All'improvviso, il flusso dei pensieri dello scienziato venne interrotto da Mizuki Kurata, il tecnico e assistente di origine giapponese, appena sopraggiunto alle sue spalle. 
«Queste unità ci permetteranno di vincere qualsiasi guerra, per di più con perdite umane minime, quindi vedi di non scocciarmi» affermò convinto Affleck, riaccendendo una discussione che li aveva visti impegnati la sera precedente e non senza qualche accento polemico. 
«Temo che un giorno i robot potrebbero insorgere ai nostri danni» disse titubante il suo collaboratore. 
«Visto che hai contribuito al Progetto Origin dovresti sapere che la loro affidabilità è garantita.»
«Hai presente l'Antica Roma?

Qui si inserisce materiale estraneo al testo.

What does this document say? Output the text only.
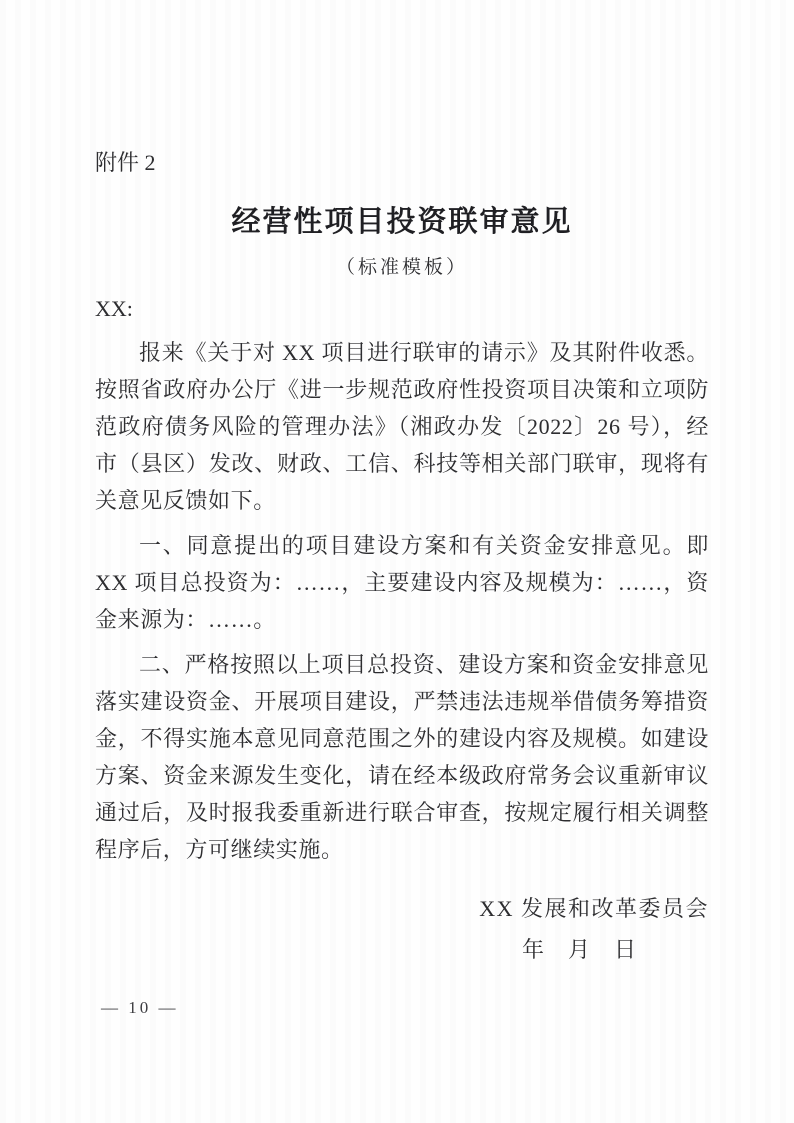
附件 2
经营性项目投资联审意见
（标准模板）
XX:

报来《关于对 XX 项目进行联审的请示》及其附件收悉。按照省政府办公厅《进一步规范政府性投资项目决策和立项防范政府债务风险的管理办法》（湘政办发〔2022〕26 号），经市（县区）发改、财政、工信、科技等相关部门联审，现将有关意见反馈如下。

一、同意提出的项目建设方案和有关资金安排意见。即 XX 项目总投资为：……，主要建设内容及规模为：……，资金来源为：……。

二、严格按照以上项目总投资、建设方案和资金安排意见落实建设资金、开展项目建设，严禁违法违规举借债务筹措资金，不得实施本意见同意范围之外的建设内容及规模。如建设方案、资金来源发生变化，请在经本级政府常务会议重新审议通过后，及时报我委重新进行联合审查，按规定履行相关调整程序后，方可继续实施。

XX 发展和改革委员会
年　月　日
— 10 —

Durante la terza guerra servile, nel 71 a.C, gli schiavi via via finirono per ribellarsi tanto da formare un esercito agguerrito» espose il dottor Kurata.

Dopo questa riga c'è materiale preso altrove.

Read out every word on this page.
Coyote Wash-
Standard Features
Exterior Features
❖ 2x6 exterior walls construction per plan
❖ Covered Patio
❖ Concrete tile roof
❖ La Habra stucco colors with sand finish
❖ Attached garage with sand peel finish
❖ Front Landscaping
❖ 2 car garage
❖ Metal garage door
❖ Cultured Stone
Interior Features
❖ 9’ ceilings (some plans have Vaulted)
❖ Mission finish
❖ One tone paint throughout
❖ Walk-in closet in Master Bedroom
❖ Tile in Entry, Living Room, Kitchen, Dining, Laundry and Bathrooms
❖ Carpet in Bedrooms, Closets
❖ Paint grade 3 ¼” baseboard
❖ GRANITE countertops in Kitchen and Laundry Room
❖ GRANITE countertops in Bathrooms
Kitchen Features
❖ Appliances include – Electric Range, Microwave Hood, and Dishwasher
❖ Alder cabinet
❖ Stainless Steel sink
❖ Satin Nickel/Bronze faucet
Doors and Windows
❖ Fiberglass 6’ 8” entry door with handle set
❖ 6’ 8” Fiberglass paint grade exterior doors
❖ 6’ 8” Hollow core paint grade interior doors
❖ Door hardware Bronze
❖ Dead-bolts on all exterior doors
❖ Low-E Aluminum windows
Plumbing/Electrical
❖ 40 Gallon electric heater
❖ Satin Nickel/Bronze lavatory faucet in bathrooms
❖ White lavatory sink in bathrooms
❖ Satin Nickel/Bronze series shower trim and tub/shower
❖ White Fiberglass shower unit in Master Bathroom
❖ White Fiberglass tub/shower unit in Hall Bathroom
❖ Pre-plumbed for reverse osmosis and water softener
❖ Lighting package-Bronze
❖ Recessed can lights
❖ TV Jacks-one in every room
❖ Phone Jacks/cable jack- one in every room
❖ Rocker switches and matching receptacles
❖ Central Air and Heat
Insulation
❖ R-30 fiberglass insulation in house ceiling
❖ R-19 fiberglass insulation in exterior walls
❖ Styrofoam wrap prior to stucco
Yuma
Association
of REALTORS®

«Le macchine sono impostate per obbedire, ragion per cui non potranno mai prendere decisioni» insistette il luminare.
«Ascolta, gli l'ED-209 risultano programmati proprio per neutralizzare esseri umani. Oltretutto hanno la predisposizione ad evolversi» riattaccò il nipponico braccio destro. 
Il borioso scienziato, con un cenno di mano, respinse infastidito le perplessità del collega, per poi dirigersi verso le porte aperte dell'hangar. Nel frattempo, il terzultimo robot, in prima fila sulla sinistra, girò la testa e lo guardò andarsene.

 


Nota dell'autore: il titolo Loro, robot riadatta e rende omaggio a Io, robot, una raccolta di racconti di fantascienza di Isaac Asimov, mentre gli ED-209 si rifanno sul film Robocop, invece il Progetto Origin sul videogioco F.E.A.R. - First Encounter Assault Recon ed infine la Fortezza delle Scienze omaggia una serie televisiva anime intitolata Il Grande Mazinger. 
Dedico questo racconto a un amico scrittore di nome Dario De Santis, un cultore del cinema e della letteratura Sci-Fi.